I started the Flume agent as well as Spark submit to read from kafka. I got array index of bound exception error

spark.yarn.driver.memoryOverhead is set but does not apply in client mode.
Exception in thread “main” java.lang.ArrayIndexOutOfBoundsException: 0

Can you please let me know what could be reason.

Thanks

Are you getting data to Kafka topic?

You need to run kafka-consumer command to see data flowing to the topic.

Yes I am getting data to Kafka Topic.

Here is my Java Code.

 import kafka.serializer.StringDecoder
 import org.apache.spark.streaming._
 import org.apache.spark.streaming.kafka._
 import org.apache.spark.SparkConf
 import org.apache.spark.streaming.dstream.InputDStream

object StreamingDepartmentAnalysis {
       def main(args: Array[String]) {
             val sparkConf = new SparkConf().
             setAppName("DepartmentWiseCount").setMaster("yarn-client")
             val topicsSet = "kafkadm".split(",").toSet
             val kafkaParams =
             Map[String, String]("metadata.broker.list" -> "nn02.itversity.com:6667")
                    val ssc = new StreamingContext(sparkConf, Seconds(60))
                    val messages: InputDStream[(String, String)] = KafkaUtils.
                    createDirectStream[String, String, StringDecoder, StringDecoder](
                    ssc, kafkaParams, topicsSet)

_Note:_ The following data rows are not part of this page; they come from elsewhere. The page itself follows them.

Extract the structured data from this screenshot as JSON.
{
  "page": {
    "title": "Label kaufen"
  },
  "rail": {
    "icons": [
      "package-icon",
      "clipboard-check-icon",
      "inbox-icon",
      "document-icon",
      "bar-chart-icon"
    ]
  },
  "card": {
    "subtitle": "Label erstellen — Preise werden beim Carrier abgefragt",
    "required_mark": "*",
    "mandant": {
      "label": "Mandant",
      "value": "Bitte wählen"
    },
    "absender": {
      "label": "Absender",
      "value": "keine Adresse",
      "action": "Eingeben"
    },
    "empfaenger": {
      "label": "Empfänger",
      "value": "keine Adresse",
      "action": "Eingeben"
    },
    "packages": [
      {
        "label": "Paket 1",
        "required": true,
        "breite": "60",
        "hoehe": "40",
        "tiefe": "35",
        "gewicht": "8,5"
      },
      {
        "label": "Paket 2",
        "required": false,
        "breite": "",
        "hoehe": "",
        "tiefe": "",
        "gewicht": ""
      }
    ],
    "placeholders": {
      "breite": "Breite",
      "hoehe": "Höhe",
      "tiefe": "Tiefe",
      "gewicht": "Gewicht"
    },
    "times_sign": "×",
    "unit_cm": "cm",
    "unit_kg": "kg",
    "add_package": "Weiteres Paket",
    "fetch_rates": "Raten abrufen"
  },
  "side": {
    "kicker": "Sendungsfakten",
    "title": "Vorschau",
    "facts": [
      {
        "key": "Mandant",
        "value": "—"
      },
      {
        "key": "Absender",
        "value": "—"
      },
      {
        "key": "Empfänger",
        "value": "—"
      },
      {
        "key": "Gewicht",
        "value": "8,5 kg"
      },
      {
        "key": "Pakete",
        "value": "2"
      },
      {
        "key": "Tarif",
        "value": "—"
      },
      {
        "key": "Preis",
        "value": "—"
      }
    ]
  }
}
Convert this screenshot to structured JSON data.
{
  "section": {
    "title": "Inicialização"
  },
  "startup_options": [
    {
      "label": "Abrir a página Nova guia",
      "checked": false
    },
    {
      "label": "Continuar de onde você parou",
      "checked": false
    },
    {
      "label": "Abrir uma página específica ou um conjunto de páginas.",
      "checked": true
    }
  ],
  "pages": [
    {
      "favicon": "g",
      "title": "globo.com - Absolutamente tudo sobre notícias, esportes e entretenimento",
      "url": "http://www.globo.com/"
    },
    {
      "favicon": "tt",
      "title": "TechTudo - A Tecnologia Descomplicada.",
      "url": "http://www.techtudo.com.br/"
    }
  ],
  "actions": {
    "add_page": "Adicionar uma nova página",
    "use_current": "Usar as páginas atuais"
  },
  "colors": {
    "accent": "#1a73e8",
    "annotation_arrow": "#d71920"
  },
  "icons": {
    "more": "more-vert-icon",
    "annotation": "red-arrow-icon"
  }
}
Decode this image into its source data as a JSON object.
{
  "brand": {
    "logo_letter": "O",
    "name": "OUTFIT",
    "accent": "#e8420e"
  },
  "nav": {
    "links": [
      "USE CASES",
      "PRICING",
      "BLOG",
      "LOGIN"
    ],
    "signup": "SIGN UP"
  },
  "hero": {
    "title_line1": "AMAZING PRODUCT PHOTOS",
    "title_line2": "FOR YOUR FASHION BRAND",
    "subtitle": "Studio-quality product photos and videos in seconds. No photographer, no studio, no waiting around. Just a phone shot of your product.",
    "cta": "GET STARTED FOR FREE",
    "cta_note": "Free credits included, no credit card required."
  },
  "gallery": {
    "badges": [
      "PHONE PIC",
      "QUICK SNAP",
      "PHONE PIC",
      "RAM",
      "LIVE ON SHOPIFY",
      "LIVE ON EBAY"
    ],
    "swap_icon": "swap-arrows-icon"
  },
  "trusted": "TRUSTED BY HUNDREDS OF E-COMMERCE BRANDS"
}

                    val lines = messages.map(_._2)
                    val linesFiltered = lines.filter(rec => rec.contains("GET /department/"))
                    val countByDepartment = linesFiltered.
                    map(rec => (rec.split(" ")(6).split("/")(2), 1)).
                    reduceByKey(_ + _)
                    //        reduceByKeyAndWindow((a:Int, b:Int) => (a + b), Seconds(300), Seconds(60))
                   //    countByDepartment.saveAsTextFiles(args(0))
                  // Below function call will save the data into HDFS
                 countByDepartment.saveAsTextFiles(args(0))
                 ssc.start()
                ssc.awaitTermination()
       }

}

Here is my config file.
For now I marked the kafka Topic for deletion , thinking to create a new one and test. Can the spark program read from deleted topic ?

Thanks

Hi,
I was having wrong spark command for which it was giving exception. I suppose to pass output file name as argument.

Can you show your exact spark command for this job?

This is solved. I was no passing the output file as an argument. When I passed as per below.
It solved.
spark-submit --class StreamingDepartmentAnalysis
–master yarn
–conf spark.ui.port=22231
–jars “/usr/hdp/2.5.0.0-1245/spark/lib/spark-streaming_2.10-1.6.2.jar,/usr/hdp/2.5.0.0-1245/kafka/libs/spark-streaming-kafka_2.10-1.6.2.jar,/usr/hdp/2.5.0.0-1245/kafka/libs/kafka_2.10-0.8.2.1.jar,/usr/hdp/2.5.0.0-1245/kafka/libs/metrics-core-2.2.0.jar”
flumekafkasparkwordcount_2.10-1.0.jar /user/digambarmishra/streaming/streamingdepartmentanalysis

I need help now.
How did you build your jar? Are you using SBT or maven?

Also how are you starting kafka/flume? I cannot find where Durga tells us how to start flume/kafka for this project.

1 Like

I am using SBT.

To start kafka ,
you need to to build kafka configueration file and write to Kafka Sink.
Start the flume agent to write the Logs to kafka Sink.

This is covered in flume+spark+kafka Integration video

1 Like

How did you build your jar? could you please let us know? or any video where it is covered

Please look this video

Look at the time 26.06 Minutes. The code is present in github as shown in that Video.

I got that code and used in scala . Using SBT package, I built jar file.

1 Like